Resident lunch. Rarely ordered salty Chinese food. I felt left out because I missed the rest of the symposium.
1:30pm:The afternoon begins. The last long roadtrip to the suburban nursing home, coming less than a week after a Mothers Day trip to see my nonagenarion grandparents. My grandfather fell during our trip. From the deck of the porch I was standing on, he looked like a baby on the ground, curled up in almost a fetal position, fragile and proud and vulnerable and bleeding.

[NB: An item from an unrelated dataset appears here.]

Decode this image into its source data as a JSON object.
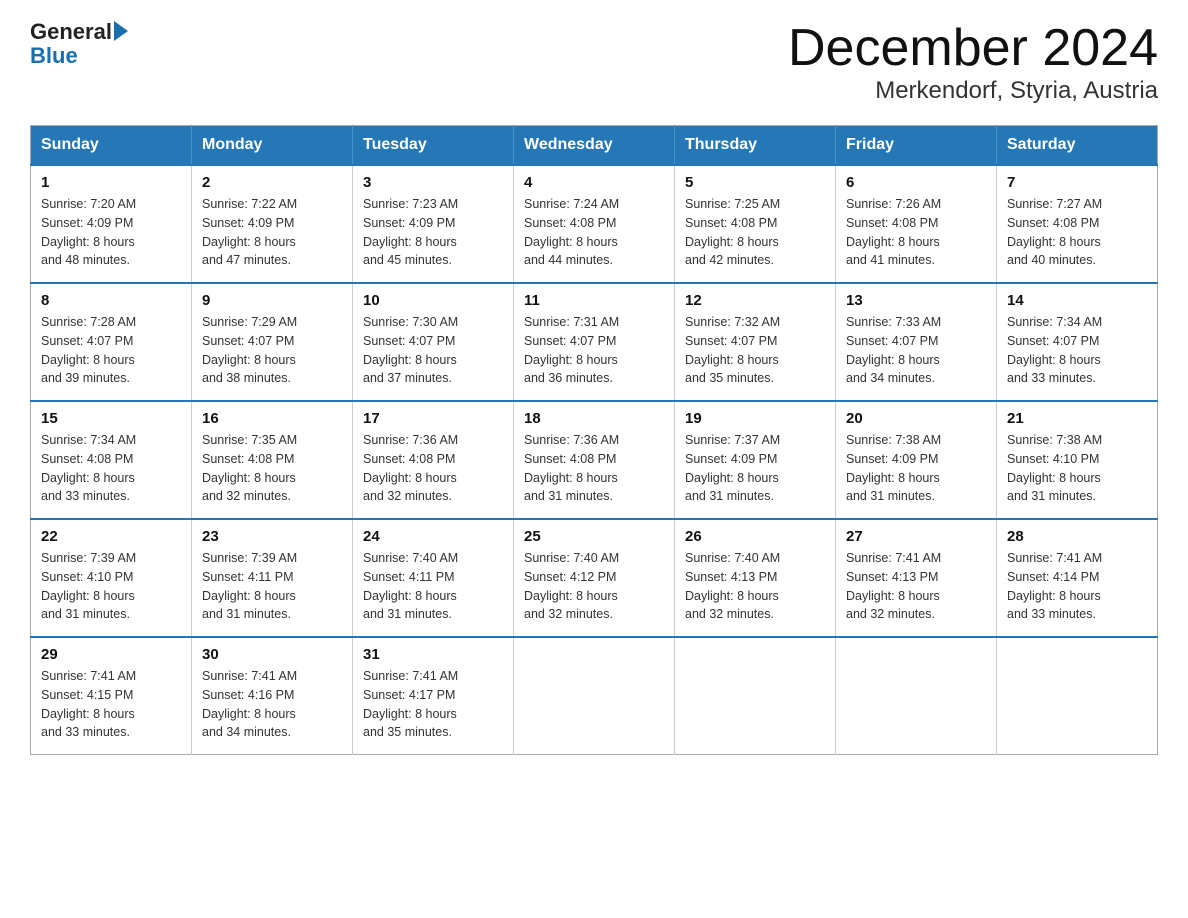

We were asked to help with an admission beginning with the recording of the history of a different nonagenarion grandfather who fell out of bed and went to the hospital with hematuria. He got an MRI, kyphoplasty for a compression fracture of indeterminate age, a bone biopsy, and a blood transfusion. He went into the hospital able to dress and bathe and he was discharged to sub-acute care, after 10 days, completely dependent. His daughter’s goal was to have him back to baseline before he comes home.
He reminds me of my grandfather on exam, almost deaf despite hearing aids. I think of Jake and his genetic predisposition for hearing loss and the way he always asks me to turn up the television.
Ankles without cartilage supported by braces, sitting in a wheelchair. A stroke took away his left arm and his ability to walk 18 years ago.
When questioned, he looks confused, and calls out to his wife for the answer. But she died over five years ago. His daughter quickly changes the subject but the air had already become impregnated with the grief her father would experience in reliving this loss.
Our attending begins the code discussion and the daughter tenses. No machines. Chest compression? Cracked ribs that will most certainly meet a machine. The daughter is Not Sure, not ready to talk about it, sitting on the bed, the age of my parents but seemingly older to me, looking a little stunned–like she never truly contemplated the way her father was going to die. My grandfather is now frail. This makes my dad vulnerable. I thought of the fear of my dad falling off a motorbike on a dirt road in Uganda. Then I thought about Jake’s parents and the moment of his mother’s death. I considered what my grandparents must talk about at home. Do they talk about death? Do they share their fears with each other? They have lived a life together and now they are dying together in the slowest way possible. The room felt warm and I was ready to go.
4:45pm:I escaped from the car into the bright sun a couple of blocks away from my house. Everyone was out. It was a beautiful Spring night. Home early to sit on the roof in the treetops watching the sunset across the cityscape, the colors of the leaves changing with the day’s last exhale of hazy voluptuous purple light. I experienced a moment of deep respect for nature and then a deep appreciation for the complexity inherent in the profession of medicine.
And then my final moment of deep appreciation for the fact that Jake was on his way home.